I realized a couple of things over Winter Break. First, I realized this is my last semester of college (hopefully ever). It’s not as though I haven’t known for some time the Spring 2012 semester would be my final semester or that I will be graduating in May.
It became much less abstract and much more real to me, however, while home on break. At all of the family holiday functions or when I would run into a family friend, everyone asked me about my senior year in college. The popular question was, “Are you excited to be graduating?”
It’s a simple question, right? To be honest, I really don’t know how I feel about this being my last semester. (This is the second thing I‘ve realized.) When the idea of leaving my bubble that is John Carroll was an abstract thought – something that would eventually happen someday – it was exciting.
It became more real and a little scarier as I was buying my last set of books and unpacking from winter break for the last time. It became scarier because immediately after asking if I’m excited to be graduating, everyone asks, “So what are you doing after you graduate?”
My answer may be the same as many of my fellow seniors: not a clue. It’s this unknown that scares me most. I have no idea what I will be doing after May or where I will be. I’m someone who likes to have a plan. Although I’m good about adapting to last-minute changes, new environments and new personalities (at least I think so), I like to have some sort of idea about what I’m doing.
I do know a few things I won’t be doing. I began applying for jobs over break and have already received my first rejection. Oh, well. It was a long-shot job anyway but it confirms my fears that it will not be an easy task finding a job I like. My parents keep reminding me that I won’t get my dream job right away (which I know), but I would like to find something that at least interests and stimulates me.
I also know I won’t be attending graduate or law school (at least not now). Post-graduate education is something I could accomplish and would squelch this fear of the unknown after graduation. Although school is something I do fairly well, I have a feeling similar to the one I had at the end of high school: I’m ready to move on to something new and different.

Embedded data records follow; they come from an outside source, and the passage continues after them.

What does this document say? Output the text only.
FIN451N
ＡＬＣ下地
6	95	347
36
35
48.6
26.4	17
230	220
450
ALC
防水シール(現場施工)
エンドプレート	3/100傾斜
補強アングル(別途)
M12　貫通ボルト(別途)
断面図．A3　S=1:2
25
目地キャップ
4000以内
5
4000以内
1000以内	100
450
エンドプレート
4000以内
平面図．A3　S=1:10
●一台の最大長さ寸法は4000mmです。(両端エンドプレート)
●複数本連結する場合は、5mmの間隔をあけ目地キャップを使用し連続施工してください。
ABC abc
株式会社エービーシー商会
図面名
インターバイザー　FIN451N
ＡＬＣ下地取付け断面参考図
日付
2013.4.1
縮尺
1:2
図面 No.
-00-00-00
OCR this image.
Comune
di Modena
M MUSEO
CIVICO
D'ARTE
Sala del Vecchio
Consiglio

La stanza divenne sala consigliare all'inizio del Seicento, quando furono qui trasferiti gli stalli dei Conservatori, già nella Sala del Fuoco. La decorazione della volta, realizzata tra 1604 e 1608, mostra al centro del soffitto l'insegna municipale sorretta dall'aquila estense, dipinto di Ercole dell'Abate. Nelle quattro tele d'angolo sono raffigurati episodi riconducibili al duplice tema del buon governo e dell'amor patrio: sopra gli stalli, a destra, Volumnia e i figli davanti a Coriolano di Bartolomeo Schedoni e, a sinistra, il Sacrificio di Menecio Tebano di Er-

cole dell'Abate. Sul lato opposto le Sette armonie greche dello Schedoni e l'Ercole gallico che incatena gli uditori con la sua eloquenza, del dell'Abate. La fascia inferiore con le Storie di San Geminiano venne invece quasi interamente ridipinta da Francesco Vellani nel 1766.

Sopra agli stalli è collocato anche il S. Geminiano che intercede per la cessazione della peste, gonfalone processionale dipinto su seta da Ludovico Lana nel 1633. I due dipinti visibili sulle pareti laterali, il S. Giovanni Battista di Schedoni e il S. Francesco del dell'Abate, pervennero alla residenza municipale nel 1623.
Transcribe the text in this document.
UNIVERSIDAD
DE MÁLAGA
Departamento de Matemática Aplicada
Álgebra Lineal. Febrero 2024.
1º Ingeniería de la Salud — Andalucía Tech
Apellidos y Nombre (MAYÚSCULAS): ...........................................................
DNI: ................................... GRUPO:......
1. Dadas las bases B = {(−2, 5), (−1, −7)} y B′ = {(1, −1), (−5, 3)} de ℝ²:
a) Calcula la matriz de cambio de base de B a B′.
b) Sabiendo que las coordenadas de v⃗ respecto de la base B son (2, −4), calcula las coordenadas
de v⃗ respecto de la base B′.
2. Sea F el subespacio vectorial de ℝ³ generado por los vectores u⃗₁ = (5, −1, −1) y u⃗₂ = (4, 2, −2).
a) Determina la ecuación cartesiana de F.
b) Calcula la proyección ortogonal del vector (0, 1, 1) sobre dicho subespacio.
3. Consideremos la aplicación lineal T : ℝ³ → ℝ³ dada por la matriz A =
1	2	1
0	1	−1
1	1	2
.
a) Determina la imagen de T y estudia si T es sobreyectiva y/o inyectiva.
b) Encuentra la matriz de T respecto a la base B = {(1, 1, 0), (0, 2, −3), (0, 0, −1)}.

In fact, this is exactly how I felt toward the end of my senior year of high school. I was afraid because I didn’t know exactly what my life would be like next, but I was excited for the adventure. So while I will most likely feel anxious for the rest of the semester, I’ve decided to embrace the adventure and the challenge that the “unknown” presents. I could be doing anything after graduation.
Who knows where I’ll be next fall? I may be somewhere awesome. I may be on my parents’ couch. Now, isn’t that exciting?